Cross country skiing
A more sedate version of skiing, this is essentially the best way to traverse hiking trails in the winter. There has to be at least 5 inches of snow on the ground. Learning is pretty straight forward and not dangerous at all. Many parks groom their trails as well as rent skis. Keep an eye out for cheap used skis to avoid racking up a hefty rental cost over time.

Places to check out:
St. Patrick’s County Park
Madeline Bertrand County Park
Love Creek County Park
T.K. Lawless County Park
Potato Creek State Park

Basically hiking with tennis rackets on your feet to distribute your weight and make getting through deep snowfall much easier. This can be enjoyed by anyone. Snowshoes are often available for rent at parks.

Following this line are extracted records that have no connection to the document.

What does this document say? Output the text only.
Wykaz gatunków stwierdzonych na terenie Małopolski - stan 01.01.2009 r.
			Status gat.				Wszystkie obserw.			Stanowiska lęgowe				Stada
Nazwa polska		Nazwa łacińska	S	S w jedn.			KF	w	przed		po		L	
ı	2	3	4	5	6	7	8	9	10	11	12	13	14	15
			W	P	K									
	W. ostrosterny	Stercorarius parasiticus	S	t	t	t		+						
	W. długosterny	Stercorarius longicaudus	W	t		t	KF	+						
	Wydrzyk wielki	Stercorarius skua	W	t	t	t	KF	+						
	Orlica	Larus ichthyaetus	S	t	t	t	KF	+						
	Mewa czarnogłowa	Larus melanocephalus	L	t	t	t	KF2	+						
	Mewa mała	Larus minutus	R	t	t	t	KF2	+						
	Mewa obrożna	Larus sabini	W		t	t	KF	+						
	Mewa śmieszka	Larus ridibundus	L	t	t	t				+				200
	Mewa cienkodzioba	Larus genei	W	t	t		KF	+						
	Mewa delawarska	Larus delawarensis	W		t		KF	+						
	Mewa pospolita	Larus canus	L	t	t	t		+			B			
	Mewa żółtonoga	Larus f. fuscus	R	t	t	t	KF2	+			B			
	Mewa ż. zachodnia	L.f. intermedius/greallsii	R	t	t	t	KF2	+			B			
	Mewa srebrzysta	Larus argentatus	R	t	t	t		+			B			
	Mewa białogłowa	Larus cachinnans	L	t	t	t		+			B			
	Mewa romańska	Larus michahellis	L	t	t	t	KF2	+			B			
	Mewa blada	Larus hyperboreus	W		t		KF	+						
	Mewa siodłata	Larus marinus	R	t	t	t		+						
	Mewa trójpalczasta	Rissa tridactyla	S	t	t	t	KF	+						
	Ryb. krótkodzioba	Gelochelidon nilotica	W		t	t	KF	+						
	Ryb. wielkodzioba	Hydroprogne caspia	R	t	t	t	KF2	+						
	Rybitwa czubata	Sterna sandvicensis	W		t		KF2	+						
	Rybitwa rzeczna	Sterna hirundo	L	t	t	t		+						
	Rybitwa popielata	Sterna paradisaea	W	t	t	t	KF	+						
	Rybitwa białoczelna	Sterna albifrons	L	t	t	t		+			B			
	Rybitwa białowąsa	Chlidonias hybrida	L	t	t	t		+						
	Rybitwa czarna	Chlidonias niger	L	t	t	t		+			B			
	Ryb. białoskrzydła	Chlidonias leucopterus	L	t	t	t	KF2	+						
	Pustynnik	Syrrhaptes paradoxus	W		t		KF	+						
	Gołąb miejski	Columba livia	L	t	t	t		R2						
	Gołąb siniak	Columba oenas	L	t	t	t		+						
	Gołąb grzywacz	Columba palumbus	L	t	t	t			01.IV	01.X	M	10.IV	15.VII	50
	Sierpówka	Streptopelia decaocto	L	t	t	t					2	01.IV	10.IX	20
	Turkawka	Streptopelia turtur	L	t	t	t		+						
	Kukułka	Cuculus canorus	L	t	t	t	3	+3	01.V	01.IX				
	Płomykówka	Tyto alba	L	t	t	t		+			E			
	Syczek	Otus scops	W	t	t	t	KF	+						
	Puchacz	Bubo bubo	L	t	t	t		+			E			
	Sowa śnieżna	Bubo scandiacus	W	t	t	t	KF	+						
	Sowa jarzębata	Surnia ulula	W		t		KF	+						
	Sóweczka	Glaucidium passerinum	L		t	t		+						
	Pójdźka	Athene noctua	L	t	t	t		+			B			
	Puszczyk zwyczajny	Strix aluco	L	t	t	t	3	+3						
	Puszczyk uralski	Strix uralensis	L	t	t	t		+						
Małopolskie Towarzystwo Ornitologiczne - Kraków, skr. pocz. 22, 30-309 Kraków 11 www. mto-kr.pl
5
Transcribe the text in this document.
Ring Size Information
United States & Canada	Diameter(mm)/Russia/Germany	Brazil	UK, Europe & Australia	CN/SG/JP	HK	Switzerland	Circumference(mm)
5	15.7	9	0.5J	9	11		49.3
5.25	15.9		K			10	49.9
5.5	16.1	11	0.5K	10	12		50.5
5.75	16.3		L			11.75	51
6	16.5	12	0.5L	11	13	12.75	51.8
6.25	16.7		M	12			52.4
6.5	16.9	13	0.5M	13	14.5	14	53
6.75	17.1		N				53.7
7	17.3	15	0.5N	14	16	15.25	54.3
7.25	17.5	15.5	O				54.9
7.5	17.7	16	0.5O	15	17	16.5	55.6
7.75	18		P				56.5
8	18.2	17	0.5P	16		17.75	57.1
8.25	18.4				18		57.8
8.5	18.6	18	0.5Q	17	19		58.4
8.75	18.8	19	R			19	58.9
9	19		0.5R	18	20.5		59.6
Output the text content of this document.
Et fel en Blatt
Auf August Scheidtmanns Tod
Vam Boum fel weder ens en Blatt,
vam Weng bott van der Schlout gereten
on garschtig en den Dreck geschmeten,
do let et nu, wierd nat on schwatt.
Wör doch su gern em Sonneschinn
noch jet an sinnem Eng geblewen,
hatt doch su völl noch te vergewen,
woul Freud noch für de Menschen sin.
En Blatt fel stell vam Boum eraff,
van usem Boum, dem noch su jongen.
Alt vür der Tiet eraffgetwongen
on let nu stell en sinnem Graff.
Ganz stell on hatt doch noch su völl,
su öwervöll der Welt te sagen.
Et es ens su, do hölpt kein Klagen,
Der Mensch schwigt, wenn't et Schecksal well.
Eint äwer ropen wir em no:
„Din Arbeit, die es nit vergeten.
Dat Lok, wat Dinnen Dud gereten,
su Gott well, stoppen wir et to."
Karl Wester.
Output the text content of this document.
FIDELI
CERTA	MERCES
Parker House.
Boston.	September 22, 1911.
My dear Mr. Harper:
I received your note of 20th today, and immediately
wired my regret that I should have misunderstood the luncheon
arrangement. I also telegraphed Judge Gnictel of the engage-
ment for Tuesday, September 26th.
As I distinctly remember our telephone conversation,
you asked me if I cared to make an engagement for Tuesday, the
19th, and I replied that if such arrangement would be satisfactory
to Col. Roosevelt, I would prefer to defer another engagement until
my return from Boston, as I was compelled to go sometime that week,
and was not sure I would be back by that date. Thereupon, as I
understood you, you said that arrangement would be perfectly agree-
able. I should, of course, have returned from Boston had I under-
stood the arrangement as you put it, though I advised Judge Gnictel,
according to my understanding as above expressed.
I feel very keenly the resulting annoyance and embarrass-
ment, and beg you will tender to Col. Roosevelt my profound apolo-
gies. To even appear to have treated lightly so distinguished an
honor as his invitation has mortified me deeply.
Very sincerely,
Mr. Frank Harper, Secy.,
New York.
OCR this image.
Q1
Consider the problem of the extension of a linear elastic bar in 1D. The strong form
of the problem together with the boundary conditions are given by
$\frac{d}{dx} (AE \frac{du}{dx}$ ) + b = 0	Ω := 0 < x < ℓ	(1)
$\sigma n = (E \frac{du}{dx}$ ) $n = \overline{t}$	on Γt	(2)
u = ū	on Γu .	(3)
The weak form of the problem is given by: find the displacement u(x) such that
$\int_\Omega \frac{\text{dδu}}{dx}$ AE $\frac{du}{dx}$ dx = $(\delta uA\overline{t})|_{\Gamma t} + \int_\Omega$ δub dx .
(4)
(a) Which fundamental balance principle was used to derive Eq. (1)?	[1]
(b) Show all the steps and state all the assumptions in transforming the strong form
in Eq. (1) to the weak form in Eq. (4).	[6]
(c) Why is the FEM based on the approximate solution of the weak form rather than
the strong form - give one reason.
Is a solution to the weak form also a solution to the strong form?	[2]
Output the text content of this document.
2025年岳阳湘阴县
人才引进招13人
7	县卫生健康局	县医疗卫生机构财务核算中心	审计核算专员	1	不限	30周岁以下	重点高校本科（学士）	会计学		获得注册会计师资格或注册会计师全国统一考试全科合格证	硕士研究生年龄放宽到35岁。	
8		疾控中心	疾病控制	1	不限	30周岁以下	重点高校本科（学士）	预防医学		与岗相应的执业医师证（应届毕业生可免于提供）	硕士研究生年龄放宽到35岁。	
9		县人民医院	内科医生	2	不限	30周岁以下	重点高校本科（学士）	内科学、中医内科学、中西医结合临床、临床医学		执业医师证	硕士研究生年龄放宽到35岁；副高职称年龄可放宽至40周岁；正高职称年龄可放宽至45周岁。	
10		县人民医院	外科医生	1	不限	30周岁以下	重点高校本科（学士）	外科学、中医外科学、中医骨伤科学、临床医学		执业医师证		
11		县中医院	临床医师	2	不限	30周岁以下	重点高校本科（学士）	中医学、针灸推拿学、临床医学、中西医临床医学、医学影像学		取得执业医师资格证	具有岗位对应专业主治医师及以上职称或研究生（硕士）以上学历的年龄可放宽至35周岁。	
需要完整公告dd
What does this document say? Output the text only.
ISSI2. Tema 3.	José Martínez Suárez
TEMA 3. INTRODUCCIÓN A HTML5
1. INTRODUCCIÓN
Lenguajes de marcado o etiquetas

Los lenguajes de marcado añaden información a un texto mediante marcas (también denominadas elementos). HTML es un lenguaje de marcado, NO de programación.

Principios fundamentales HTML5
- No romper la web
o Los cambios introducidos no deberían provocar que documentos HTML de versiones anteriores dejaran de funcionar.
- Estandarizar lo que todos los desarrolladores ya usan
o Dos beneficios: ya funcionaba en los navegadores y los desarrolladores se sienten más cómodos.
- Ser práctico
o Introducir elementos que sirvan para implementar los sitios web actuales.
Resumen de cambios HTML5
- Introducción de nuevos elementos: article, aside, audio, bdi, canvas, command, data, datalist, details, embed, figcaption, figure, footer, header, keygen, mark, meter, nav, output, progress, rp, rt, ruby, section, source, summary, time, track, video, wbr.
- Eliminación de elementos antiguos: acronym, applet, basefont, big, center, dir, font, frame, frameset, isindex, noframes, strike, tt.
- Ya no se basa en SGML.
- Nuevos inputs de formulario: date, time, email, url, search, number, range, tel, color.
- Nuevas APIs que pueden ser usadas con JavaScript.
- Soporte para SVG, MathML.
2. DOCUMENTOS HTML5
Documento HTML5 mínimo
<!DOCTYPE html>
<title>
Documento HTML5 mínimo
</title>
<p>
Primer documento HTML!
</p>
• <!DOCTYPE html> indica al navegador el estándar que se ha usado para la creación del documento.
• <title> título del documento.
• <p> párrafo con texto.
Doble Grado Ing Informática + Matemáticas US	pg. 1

Pretty thrilling and can be enjoyed by anyone regardless of experience. Sleds can be bought at a local thrift store. Tubes tend to be less durable and probably seldom make it to thrift stores. Buying these new is probably your best bet. While sledding is generally more fun, many local parks do not allow it because it can be dangerous while they are perfectly fine with tubing.

Places with hills:
St. Patrick’s Park
Ferrettie Baugo Park
Wilson Park.

Ice viewing
Depending on the year, some winters offer dazzling displays of ice to marvel over. In 2013-2014, temperatures were so low for such an extended time that Lake Superior froze over enough to allow visitors to the Apostle Islands National Lakeshore to walk along the mainland cliffs and explore the sea caves which were covered in amazing ice formations. Make sure you call before driving because the park can close any time due to weather and it’s a long drive. If it is open, expect big crowds.

Equally (or maybe even more) spectacular was Big Bay State Park on Madeline Island, only reachable by driving across an ice road. The crowds here are much more manageable.

Closer to South Bend, seeing frozen Lake Michigan from the dunes is pretty neat. Just be careful not to go very far on the ice as it doesn’t freeze quite as solidly down here.

Possible problems
Unplowed roads – Be careful where you drive if you don’t have four wheel drive. Many parks and natural areas close for the winter and make no attempt to plow their access roads. Sometimes it can seem just fine until you get so far in that it’s too late. Digging your car out of the snow can easily ruin a trip.

Camping in the winter is quite an experience. I will not necessarily recommend it, but I also won’t talk you out of it if its something you want to do. Another option is cabins. There are actually some reasonable deals for cabins at state parks. If no cabins are available, consider using Couchsurfing is completely free and extremely fun.